= Laurel Johannesson =

Canadian artist

Laurel Johannesson is a Canadian artist who studied at the University of Calgary in Alberta (MFA, 1999), the University of Saskatchewan (BFA, 1993 and BA, 1991), and the Royal College of Art in London, England. With degree specializations in printmaking, digital media, drawing and painting and a background in photography and video, her work often crosses the boundaries between all of these areas. She uses her artwork to examine suspended temporality.

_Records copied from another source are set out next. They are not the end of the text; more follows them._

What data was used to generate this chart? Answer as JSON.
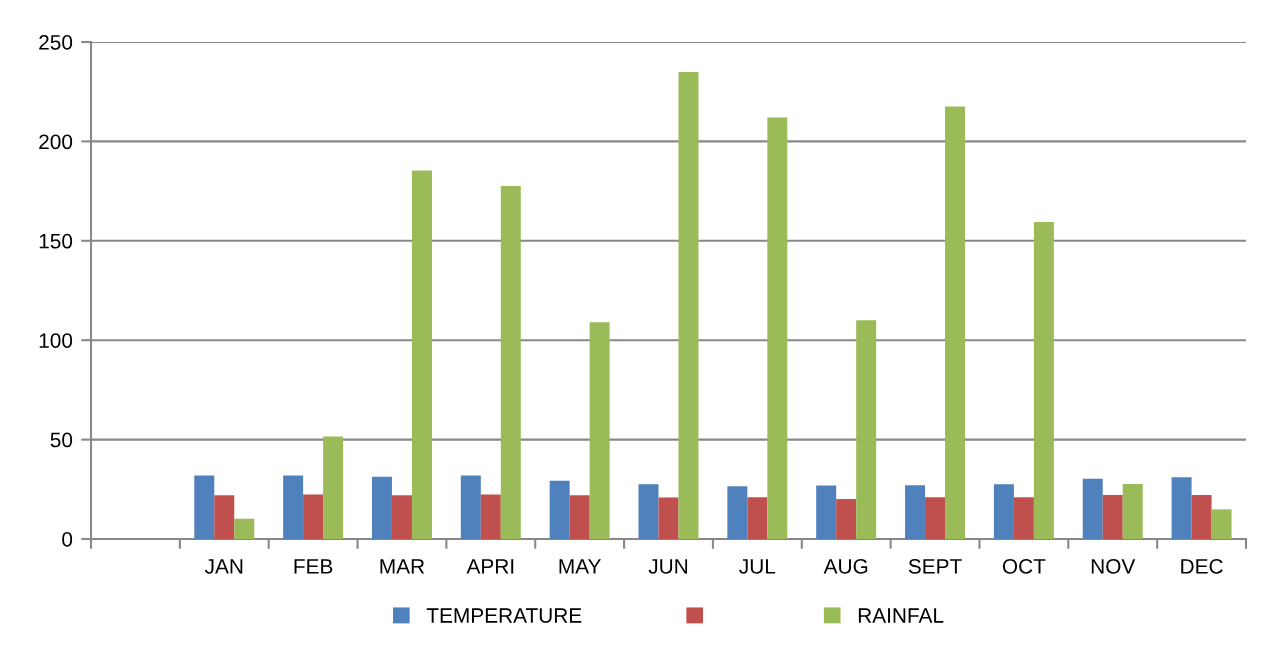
{
  "chart_data": {
    "type": "bar",
    "categories": [
      null,
      "JAN",
      "FEB",
      "MAR",
      "APRI",
      "MAY",
      "JUN",
      "JUL",
      "AUG",
      "SEPT",
      "OCT",
      "NOV",
      "DEC"
    ],
    "series": [
      {
        "name": "TEMPERATURE",
        "color": "#4f81bd",
        "values": [
          null,
          32,
          32,
          31.3,
          32,
          29.3,
          27.6,
          26.5,
          26.9,
          27.1,
          27.5,
          30.3,
          31.1
        ]
      },
      {
        "color": "#c0504d",
        "values": [
          null,
          22,
          22.4,
          22,
          22.4,
          22,
          20.9,
          21,
          20.1,
          21,
          21,
          22.1,
          22.1
        ]
      },
      {
        "name": "RAINFAL",
        "color": "#9bbb59",
        "values": [
          null,
          10.2,
          51.5,
          185.4,
          177.6,
          109,
          234.9,
          212,
          110,
          217.5,
          159.5,
          27.7,
          14.9
        ]
      }
    ],
    "ylim": [
      0,
      250
    ],
    "yticks": [
      0,
      50,
      100,
      150,
      200,
      250
    ],
    "grid": "y",
    "legend": "bottom"
  }
}
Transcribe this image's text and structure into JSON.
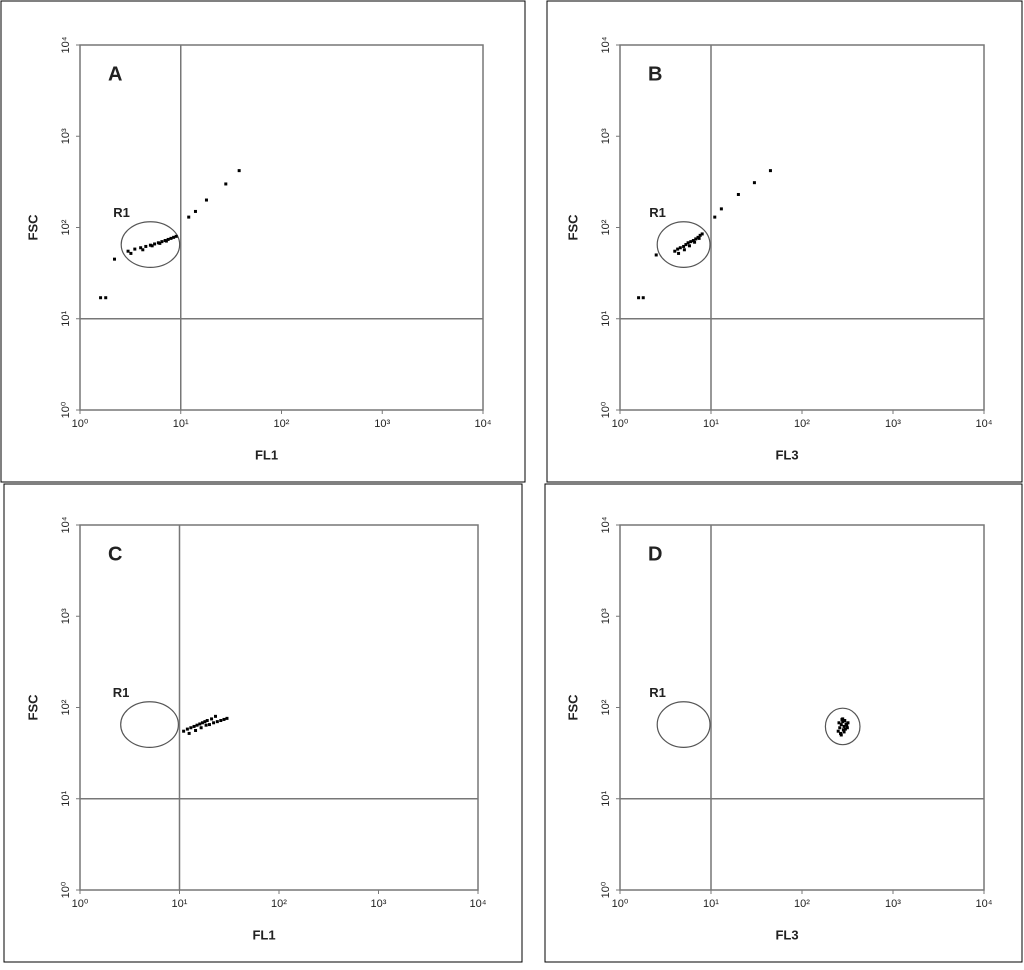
{
  "chart_data": [
    {
      "type": "scatter",
      "title": "A",
      "xlabel": "FL1",
      "ylabel": "FSC",
      "xscale": "log",
      "yscale": "log",
      "xlim": [
        1,
        10000
      ],
      "ylim": [
        1,
        10000
      ],
      "xticks": [
        {
          "value": 1,
          "label": "10⁰"
        },
        {
          "value": 10,
          "label": "10¹"
        },
        {
          "value": 100,
          "label": "10²"
        },
        {
          "value": 1000,
          "label": "10³"
        },
        {
          "value": 10000,
          "label": "10⁴"
        }
      ],
      "yticks": [
        {
          "value": 1,
          "label": "10⁰"
        },
        {
          "value": 10,
          "label": "10¹"
        },
        {
          "value": 100,
          "label": "10²"
        },
        {
          "value": 1000,
          "label": "10³"
        },
        {
          "value": 10000,
          "label": "10⁴"
        }
      ],
      "vlines": [
        10
      ],
      "hlines": [
        10
      ],
      "gates": [
        {
          "label": "R1",
          "x": 5,
          "y": 65
        }
      ],
      "series": [
        {
          "color": "#000000",
          "x": [
            3,
            3.5,
            4,
            4.5,
            5,
            5.5,
            6,
            6.5,
            7,
            7.5,
            8,
            3.2,
            4.2,
            5.2,
            6.2,
            7.2,
            8.5,
            9,
            1.6,
            1.8,
            2.2,
            12,
            14,
            18,
            28,
            38
          ],
          "y": [
            55,
            58,
            60,
            62,
            64,
            66,
            68,
            70,
            72,
            74,
            76,
            52,
            57,
            63,
            67,
            71,
            78,
            80,
            17,
            17,
            45,
            130,
            150,
            200,
            300,
            420
          ]
        }
      ]
    },
    {
      "type": "scatter",
      "title": "B",
      "xlabel": "FL3",
      "ylabel": "FSC",
      "xscale": "log",
      "yscale": "log",
      "xlim": [
        1,
        10000
      ],
      "ylim": [
        1,
        10000
      ],
      "xticks": [
        {
          "value": 1,
          "label": "10⁰"
        },
        {
          "value": 10,
          "label": "10¹"
        },
        {
          "value": 100,
          "label": "10²"
        },
        {
          "value": 1000,
          "label": "10³"
        },
        {
          "value": 10000,
          "label": "10⁴"
        }
      ],
      "yticks": [
        {
          "value": 1,
          "label": "10⁰"
        },
        {
          "value": 10,
          "label": "10¹"
        },
        {
          "value": 100,
          "label": "10²"
        },
        {
          "value": 1000,
          "label": "10³"
        },
        {
          "value": 10000,
          "label": "10⁴"
        }
      ],
      "vlines": [
        10
      ],
      "hlines": [
        10
      ],
      "gates": [
        {
          "label": "R1",
          "x": 5,
          "y": 65
        }
      ],
      "series": [
        {
          "color": "#000000",
          "x": [
            4,
            4.3,
            4.6,
            5,
            5.3,
            5.6,
            6,
            6.4,
            6.8,
            7.2,
            7.6,
            4.4,
            5.1,
            5.8,
            6.6,
            7.4,
            8,
            1.6,
            1.8,
            2.5,
            11,
            13,
            20,
            30,
            45
          ],
          "y": [
            55,
            58,
            60,
            62,
            65,
            68,
            70,
            72,
            75,
            78,
            82,
            52,
            57,
            63,
            69,
            76,
            85,
            17,
            17,
            50,
            130,
            160,
            230,
            310,
            420
          ]
        }
      ]
    },
    {
      "type": "scatter",
      "title": "C",
      "xlabel": "FL1",
      "ylabel": "FSC",
      "xscale": "log",
      "yscale": "log",
      "xlim": [
        1,
        10000
      ],
      "ylim": [
        1,
        10000
      ],
      "xticks": [
        {
          "value": 1,
          "label": "10⁰"
        },
        {
          "value": 10,
          "label": "10¹"
        },
        {
          "value": 100,
          "label": "10²"
        },
        {
          "value": 1000,
          "label": "10³"
        },
        {
          "value": 10000,
          "label": "10⁴"
        }
      ],
      "yticks": [
        {
          "value": 1,
          "label": "10⁰"
        },
        {
          "value": 10,
          "label": "10¹"
        },
        {
          "value": 100,
          "label": "10²"
        },
        {
          "value": 1000,
          "label": "10³"
        },
        {
          "value": 10000,
          "label": "10⁴"
        }
      ],
      "vlines": [
        10
      ],
      "hlines": [
        10
      ],
      "gates": [
        {
          "label": "R1",
          "x": 5,
          "y": 65
        }
      ],
      "series": [
        {
          "color": "#000000",
          "x": [
            11,
            12,
            13,
            14,
            15,
            16,
            17,
            18,
            19,
            20,
            22,
            24,
            26,
            28,
            30,
            12.5,
            14.5,
            16.5,
            18.5,
            21,
            23
          ],
          "y": [
            55,
            58,
            60,
            62,
            64,
            66,
            68,
            70,
            72,
            65,
            68,
            70,
            72,
            74,
            76,
            52,
            56,
            60,
            64,
            75,
            80
          ]
        }
      ]
    },
    {
      "type": "scatter",
      "title": "D",
      "xlabel": "FL3",
      "ylabel": "FSC",
      "xscale": "log",
      "yscale": "log",
      "xlim": [
        1,
        10000
      ],
      "ylim": [
        1,
        10000
      ],
      "xticks": [
        {
          "value": 1,
          "label": "10⁰"
        },
        {
          "value": 10,
          "label": "10¹"
        },
        {
          "value": 100,
          "label": "10²"
        },
        {
          "value": 1000,
          "label": "10³"
        },
        {
          "value": 10000,
          "label": "10⁴"
        }
      ],
      "yticks": [
        {
          "value": 1,
          "label": "10⁰"
        },
        {
          "value": 10,
          "label": "10¹"
        },
        {
          "value": 100,
          "label": "10²"
        },
        {
          "value": 1000,
          "label": "10³"
        },
        {
          "value": 10000,
          "label": "10⁴"
        }
      ],
      "vlines": [
        10
      ],
      "hlines": [
        10
      ],
      "gates": [
        {
          "label": "R1",
          "x": 5,
          "y": 65
        },
        {
          "x": 280,
          "y": 62
        }
      ],
      "series": [
        {
          "color": "#000000",
          "x": [
            250,
            260,
            270,
            280,
            290,
            300,
            310,
            320,
            255,
            265,
            275,
            285,
            295,
            305,
            315,
            270,
            290,
            280
          ],
          "y": [
            55,
            60,
            65,
            70,
            62,
            58,
            64,
            68,
            68,
            52,
            74,
            57,
            72,
            66,
            60,
            50,
            54,
            75
          ]
        }
      ]
    }
  ]
}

In 2005, Laurel was an invited Artist in Residence at the Association of Icelandic Visual Artists in Reykjavík, Iceland as well as the Skopelos Foundation for the Arts in Skopelos, Greece. In June 2006, she returned to Greece where she was Artist in Residence at the Apothiki Art Centre on the island of Paros, where her work was also exhibited in a solo exhibition in July 2007. In addition, she was an invited Fellow at the Bau Institute in Italy in 2007 and in 2008 in the Côte d’Azur where she was once again Artist in Residence. Most recently she has been a Visiting Artist at the American Academy in Rome. Upcoming projects for 2010 include a solo exhibition in Venice, Italy.

Johannesson has exhibited her work extensively in Canada, including at the Herringer Kiss Gallery, as well as internationally including countries such as Greece, Italy, England, France, India, Iceland, Argentina, Germany, Japan, Chile, and the United States. She has been the recipient of numerous awards and her work is included in many prestigious public, private, and corporate collections.

Laurel Johannesson is currently Assistant Dean at the Alberta College of Art and Design and is working on a PhD at the University of Calgary.